The Laffer Curve Turns 50 – How One Napkin Illustration Changed the World: Jonathan Williams on American Radio Journal
In only 50 years since its creation on a napkin at the Hotel Washington, the Laffer Curve has changed how policy makers have thought about taxes.
Fifty years ago on September 13, 1974, economist Dr. Arthur B. Laffer sat down for lunch with Dick Cheney and Donald Rumsfeld at what was then called the Hotel Washington, across the street from the White House in Washington, DC. Of course, Cheney would go on to serve as Secretary of Defense and be elected to Congress and then the vice presidency. Don Rumsfeld, who had been a congressman, would go on to serve as prominent CEO of G.D. Searle company and then defense secretary. But the most important product of that lunch in 1974 was a simple illustration that Dr. Laffer drew on his napkin that would go on to become one of the most important illustrations in modern free market economics.

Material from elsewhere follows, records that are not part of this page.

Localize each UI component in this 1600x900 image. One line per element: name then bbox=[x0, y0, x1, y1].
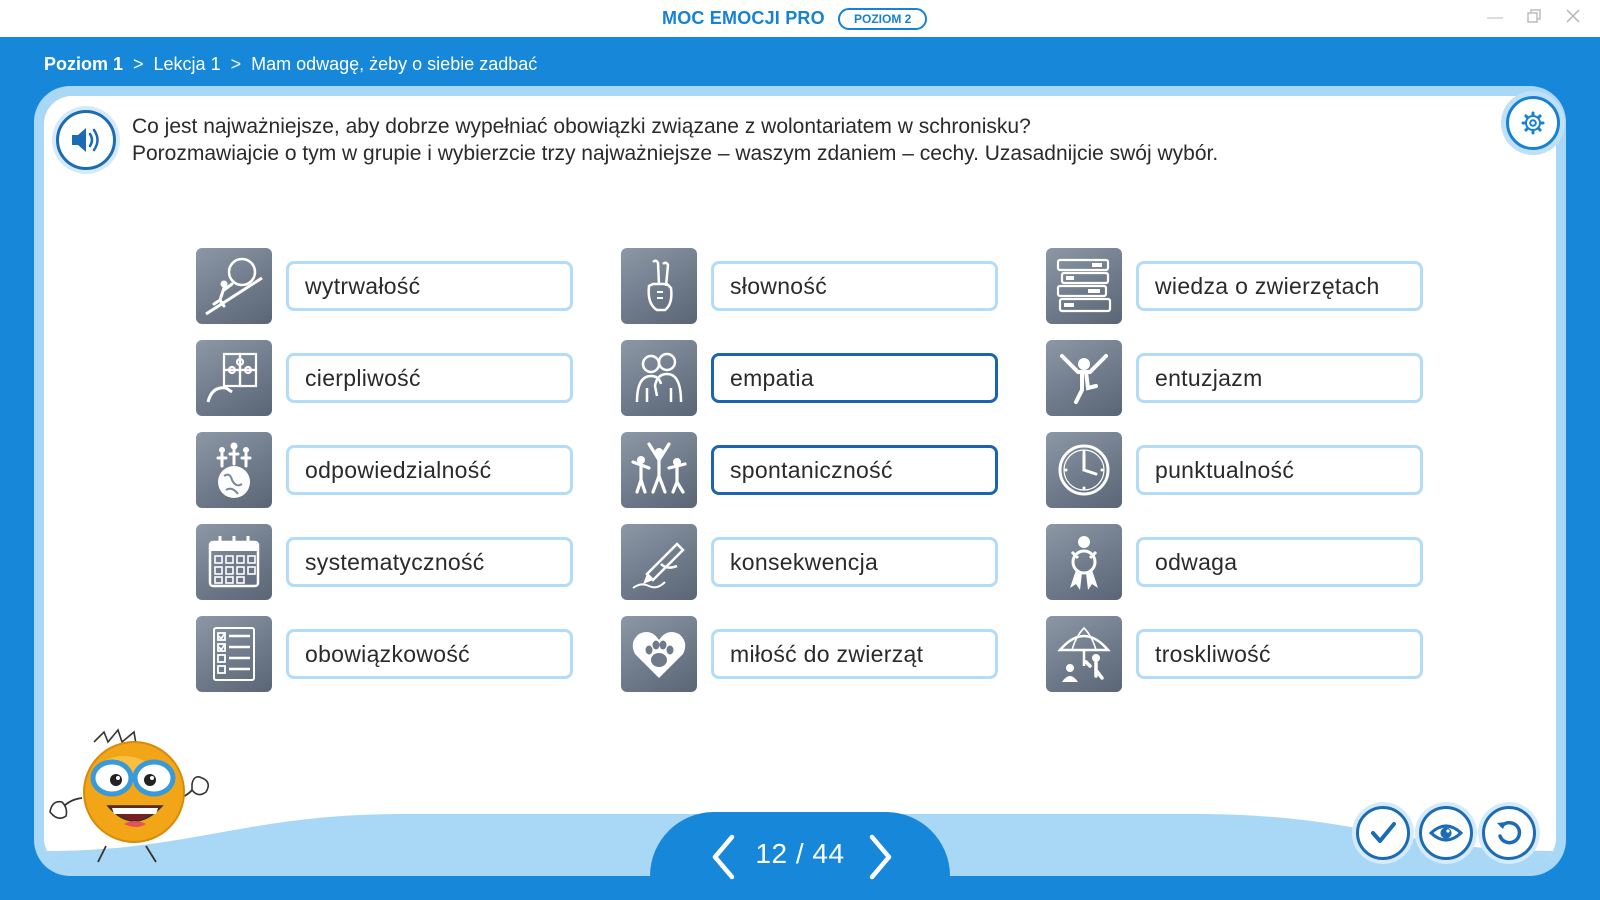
pen-writing-icon bbox=[621, 524, 697, 600]
audio-button[interactable] bbox=[56, 110, 116, 170]
trait-item[interactable] bbox=[1046, 248, 1423, 324]
gear-icon bbox=[1521, 111, 1545, 135]
trait-item[interactable] bbox=[196, 616, 573, 692]
umbrella-care-icon bbox=[1046, 616, 1122, 692]
chevron-left-icon bbox=[710, 834, 738, 880]
breadcrumb-separator: > bbox=[133, 54, 144, 74]
trait-label[interactable]: odpowiedzialność bbox=[286, 445, 573, 495]
calendar-icon bbox=[196, 524, 272, 600]
minimize-icon[interactable]: — bbox=[1487, 9, 1503, 26]
trait-label[interactable]: odwaga bbox=[1136, 537, 1423, 587]
trait-label[interactable]: cierpliwość bbox=[286, 353, 573, 403]
trait-item[interactable] bbox=[621, 248, 998, 324]
next-page-button[interactable] bbox=[862, 832, 898, 882]
trait-label[interactable]: wiedza o zwierzętach bbox=[1136, 261, 1423, 311]
trait-label[interactable]: empatia bbox=[711, 353, 998, 403]
trait-label[interactable]: entuzjazm bbox=[1136, 353, 1423, 403]
mascot-character bbox=[46, 728, 224, 866]
trait-label[interactable]: troskliwość bbox=[1136, 629, 1423, 679]
trait-item[interactable] bbox=[1046, 524, 1423, 600]
trait-item[interactable] bbox=[196, 524, 573, 600]
cheering-person-icon bbox=[1046, 340, 1122, 416]
medal-icon bbox=[1046, 524, 1122, 600]
eye-icon bbox=[1429, 821, 1463, 845]
trait-item[interactable] bbox=[196, 432, 573, 508]
trait-label[interactable]: obowiązkowość bbox=[286, 629, 573, 679]
clock-icon bbox=[1046, 432, 1122, 508]
people-on-globe-icon bbox=[196, 432, 272, 508]
trait-label[interactable]: spontaniczność bbox=[711, 445, 998, 495]
reset-button[interactable] bbox=[1482, 806, 1536, 860]
previous-page-button[interactable] bbox=[706, 832, 742, 882]
breadcrumb-level[interactable]: Poziom 1 bbox=[44, 54, 124, 74]
trait-label[interactable]: systematyczność bbox=[286, 537, 573, 587]
trait-item[interactable] bbox=[1046, 432, 1423, 508]
trait-item[interactable] bbox=[196, 248, 573, 324]
instruction-line-1: Co jest najważniejsze, aby dobrze wypełniać obowiązki związane z wolontariatem w schronisku? bbox=[132, 115, 1031, 138]
app-title: MOC EMOCJI PRO bbox=[662, 8, 825, 28]
speaker-icon bbox=[69, 125, 103, 155]
trait-item[interactable] bbox=[621, 432, 998, 508]
trait-item[interactable] bbox=[1046, 340, 1423, 416]
instruction-line-2: Porozmawiajcie o tym w grupie i wybierzcie trzy najważniejsze – waszym zdaniem – cechy. Uzasadnijcie swój wybór. bbox=[132, 142, 1219, 165]
show-answer-button[interactable] bbox=[1419, 806, 1473, 860]
restore-icon[interactable] bbox=[1525, 9, 1543, 27]
breadcrumb-lesson[interactable]: Lekcja 1 bbox=[153, 54, 221, 74]
check-icon bbox=[1368, 818, 1398, 848]
chevron-right-icon bbox=[866, 834, 894, 880]
trait-item[interactable] bbox=[621, 616, 998, 692]
breadcrumb bbox=[44, 54, 537, 75]
trait-label[interactable]: konsekwencja bbox=[711, 537, 998, 587]
trait-item[interactable] bbox=[1046, 616, 1423, 692]
trait-item[interactable] bbox=[621, 340, 998, 416]
puzzle-hand-icon bbox=[196, 340, 272, 416]
dancing-people-icon bbox=[621, 432, 697, 508]
trait-label[interactable]: miłość do zwierząt bbox=[711, 629, 998, 679]
trait-item[interactable] bbox=[621, 524, 998, 600]
trait-label[interactable]: wytrwałość bbox=[286, 261, 573, 311]
reset-icon bbox=[1494, 818, 1524, 848]
instruction-text bbox=[132, 113, 1452, 167]
promise-fingers-icon bbox=[621, 248, 697, 324]
trait-label[interactable]: punktualność bbox=[1136, 445, 1423, 495]
breadcrumb-separator: > bbox=[230, 54, 242, 74]
check-answer-button[interactable] bbox=[1356, 806, 1410, 860]
books-stack-icon bbox=[1046, 248, 1122, 324]
trait-item[interactable] bbox=[196, 340, 573, 416]
climber-boulder-icon bbox=[196, 248, 272, 324]
heart-paw-icon bbox=[621, 616, 697, 692]
close-icon[interactable] bbox=[1564, 9, 1582, 27]
trait-label[interactable]: słowność bbox=[711, 261, 998, 311]
hug-icon bbox=[621, 340, 697, 416]
settings-button[interactable] bbox=[1506, 96, 1560, 150]
traits-grid bbox=[196, 248, 1423, 692]
breadcrumb-topic[interactable]: Mam odwagę, żeby o siebie zadbać bbox=[251, 54, 538, 74]
page-counter: 12 / 44 bbox=[755, 838, 845, 869]
checklist-icon bbox=[196, 616, 272, 692]
level-badge[interactable]: POZIOM 2 bbox=[838, 8, 927, 30]
title-bar bbox=[0, 0, 1600, 37]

That chart, now known as the Laffer curve, summarizes lessons from Dr. Laffer’s work on taxation, the theory of incentives and productivity. The curve begins with a simple observation that at a 0% tax rate, government would obviously collect no revenue from that tax but it would also collect no revenue at a 100% tax rate in the long term, with 100% tax on income, the government would confiscate every single dollar of a worker or business earns, eliminating the incentive for work and productivity altogether in the prohibitive range of the Laffer curve. When it comes to high marginal tax rates, increasing taxes will not raise the revenue forecast by static economic models used in Washington in the vast majority of state capitals, and it may actually decrease government revenue.
How can this be?
Well, as it turns out, people don’t work for the privilege of paying taxes. They work for the after-tax income that enhances well-being for themselves and their posterity. These concepts, the Laffer curve, captured in one simple napkin in 1974 have had an incredible influence on economics and public policy. Dr. Laffer served as an advisor to President Ronald Reagan when he signed the landmark tax cuts of 1981 and the tax reform of 1986 these tax changes dramatically lowered federal income tax rates, allowing Americans to keep more of what they earned in fueling the great American economic boom for the late 20th century.
For 50 years, the Laffer curve has given economists a common sensical but important tool to explain the damaging effects of taxes in the economy. Laffer has been since credited as the father of supply side economics and was awarded the prestigious Presidential Medal of Freedom due to his incredible contributions in the field. His latest book, Taxes Have Consequences, co-authored with Dr. Brian Domitrovic and Dr. Jeanne Sinquefield, breaks down the history of the income tax in the United States. In the conclusion of that book, Laffer and his co-authors write that “the evidence indicates, again, in case after case, that lower tax rates have resulted in economic growth, employment and the broadening of economic opportunity.”
This is what the Laffer curve is all about. For 17 years, Dr. Laffer, Stephen Moore and I have co-authored the Rich States, Poor States, ALEC- Laffer, State Economic Competitiveness Index. This report takes the lessons from the Laffer curve and applies them to economic policies in the states. Nearly two decades of our analysis have consistently found that Americans vote with their feet by moving to the states that embrace low tax burdens or other pro-growth economic policies. Those competitive states have attracted millions of new residents over the years who are now new taxpayers and have brought in countless new tax revenues to the fisc that pay for core public services and of course, can be used to reduce tax burdens on hard working taxpayers.
Again, this is the virtuous cycle of economic competitiveness. Other states learned the lesson of the Laffer curve the hard way. They think they can tax their residents into prosperity, but instead, they found that those policies only slow economic growth and drive people out of their states, losing their economic contributions and tax revenue, in many cases, forever.
In only 50 years since its creation on a napkin at the Hotel Washington, the Laffer curve has changed how policy makers think about taxes. Dr. Laffer’s work has inspired the historic tax relief during the presidencies of Ronald Reagan and Donald Trump, and countless works of economic research and analysis, not to mention scores of states that have cut taxes and become more competitive. In the decades to come, the lessons from that napkin will undoubtedly continue to influence tax and economic policy, enabling greater prosperity around the country.